Below is a complete runnable script. It mirrors the AI SDK “web-search agent” pattern and adds Superagent before/after the crawl.

agent.ts
import 'dotenv/config';
import { generateText, tool, stepCountIs } from 'ai';
import { openai } from '@ai-sdk/openai';
import { z } from 'zod';
import FirecrawlApp from '@mendable/firecrawl-js';
import { createGuard } from 'superagent-ai';

const app = new FirecrawlApp({ apiKey: process.env.FIRECRAWL_API_KEY! });

const guard = createGuard({
  apiKey: process.env.SUPERAGENT_API_KEY!,
});

export const webSearch = tool({
  description: 'Search the web for up-to-date information',
  inputSchema: z.object({
    urlToCrawl: z
      .string()
      .url()
      .describe('The URL to crawl (including http:// or https://)'),
  }),
  execute: async ({ urlToCrawl }) => {
    // 1) Guard the URL before crawling (policy: FETCH)
    const urlCheck = await guard(`FETCH: ${urlToCrawl}`);
    if (urlCheck.rejected) return `Blocked fetch: ${urlCheck.reasoning}`;

    // 2) Fetch via Firecrawl
    const crawlResponse = await app.crawlUrl(urlToCrawl, {
      limit: 1,
      scrapeOptions: { formats: ['markdown', 'html'] },
    });
    if (!crawlResponse.success) {
      throw new Error(`Failed to crawl: ${crawlResponse.error}`);
    }

    const doc = crawlResponse.data?.[0];
    const content = (doc?.markdown as string | undefined) || (doc?.html as string | undefined) || '';

    // 3) Guard fetched content before model consumption
    const contentCheck = await guard(content.slice(0, 8000));
    if (contentCheck.rejected) return `Blocked page content: ${contentCheck.reasoning}`;

    return content;
  },
});

async function main() {
  const userPrompt = 'Get the latest blog post from vercel.com/blog';

  // Pre-guard the user prompt
  const pre = await guard(userPrompt);
  if (pre.rejected) {
    console.error('Blocked prompt:', pre.reasoning);
    return;
  }

  const { text } = await generateText({
    model: openai('gpt-4o-mini'),
    prompt: userPrompt,
    tools: { webSearch },
    stopWhen: stepCountIs(5),
  });

  console.log(text);
}

main();

How it works (line by line)

Step 1 — Guard creation

Use createGuard with your Superagent API key. Pass text to guard() whenever you want to vet it. A rejected result includes a reasoning string.

Step 2 — Guarding URLs

Prefix the string with FETCH: so your guard policy can treat URL fetches differently than general text.

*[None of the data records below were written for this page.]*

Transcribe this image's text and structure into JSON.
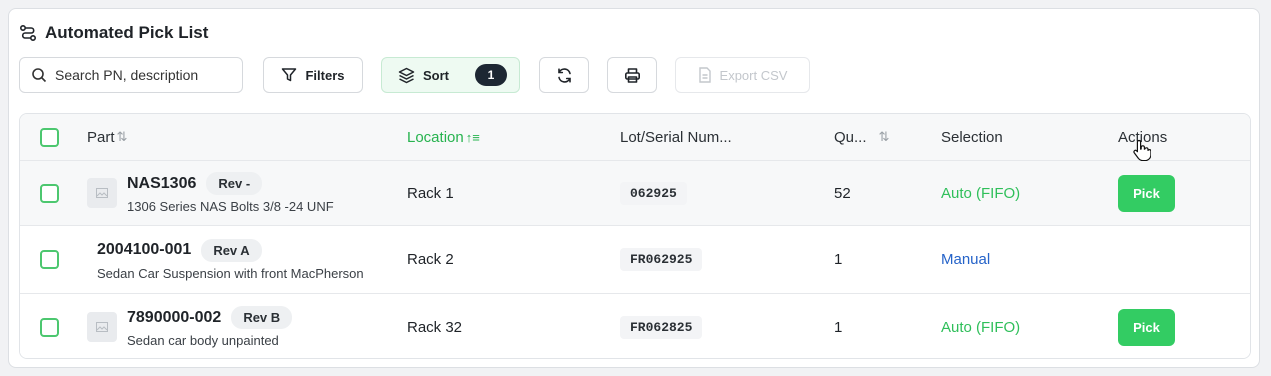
{
  "header": {
    "title": "Automated Pick List",
    "icon": "route-icon"
  },
  "toolbar": {
    "search_placeholder": "Search PN, description",
    "filters_label": "Filters",
    "sort_label": "Sort",
    "sort_count": "1",
    "export_label": "Export CSV"
  },
  "table": {
    "columns": [
      "Part",
      "Location",
      "Lot/Serial Num...",
      "Qu...",
      "Selection",
      "Actions"
    ],
    "rows": [
      {
        "pn": "NAS1306",
        "rev": "Rev -",
        "desc": "1306 Series NAS Bolts 3/8 -24 UNF",
        "location": "Rack 1",
        "lot": "062925",
        "qty": "52",
        "selection": "Auto (FIFO)",
        "action": "Pick"
      },
      {
        "pn": "2004100-001",
        "rev": "Rev A",
        "desc": "Sedan Car Suspension with front MacPherson",
        "location": "Rack 2",
        "lot": "FR062925",
        "qty": "1",
        "selection": "Manual",
        "action": ""
      },
      {
        "pn": "7890000-002",
        "rev": "Rev B",
        "desc": "Sedan car body unpainted",
        "location": "Rack 32",
        "lot": "FR062825",
        "qty": "1",
        "selection": "Auto (FIFO)",
        "action": "Pick"
      }
    ]
  },
  "colors": {
    "accent_green": "#33cc63",
    "link_blue": "#2563c9",
    "sort_badge": "#1d2733"
  }
}
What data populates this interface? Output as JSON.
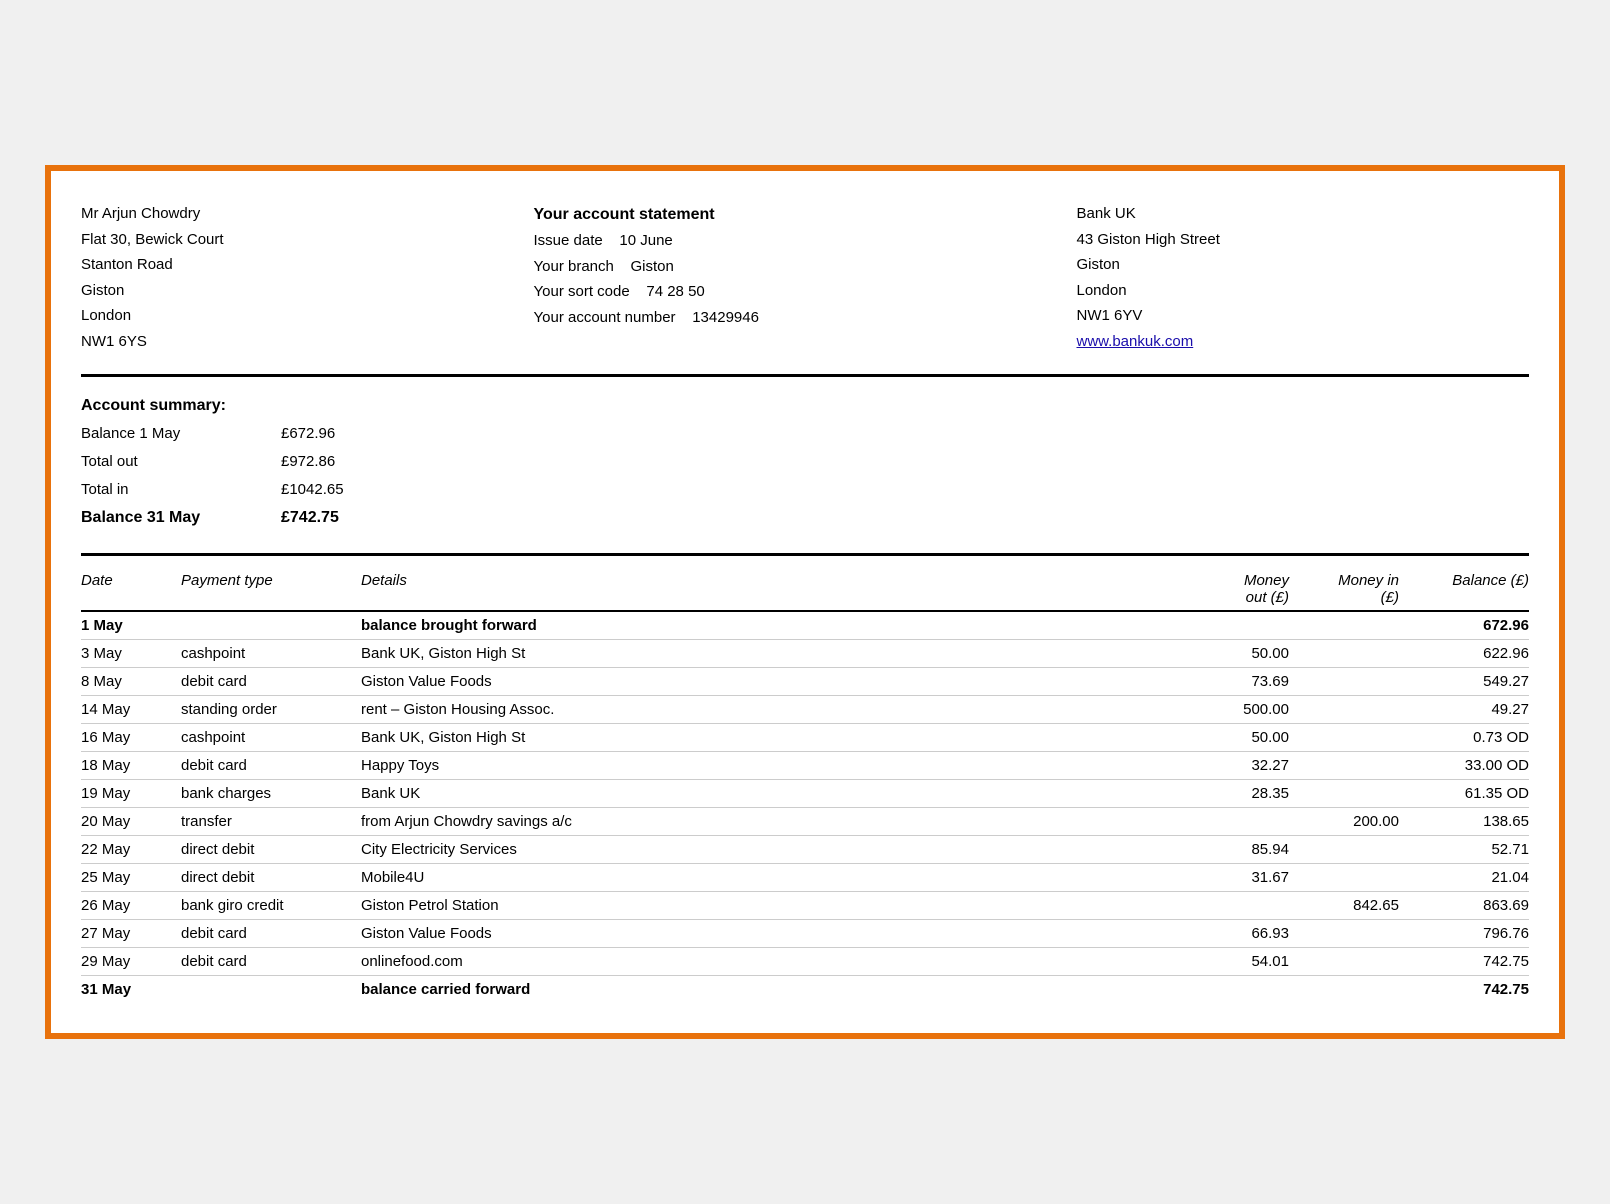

Step 3 — Crawling with Firecrawl

crawlUrl() fetches and converts the page. Here we request markdown and html and prefer markdown when available.

Step 4 — Content screening

Guard the returned text again before passing to the LLM. This blocks prompt injection and unsafe patterns.

Step 5 — Budgeting agent steps

Use stepCountIs(5) to prevent infinite loops.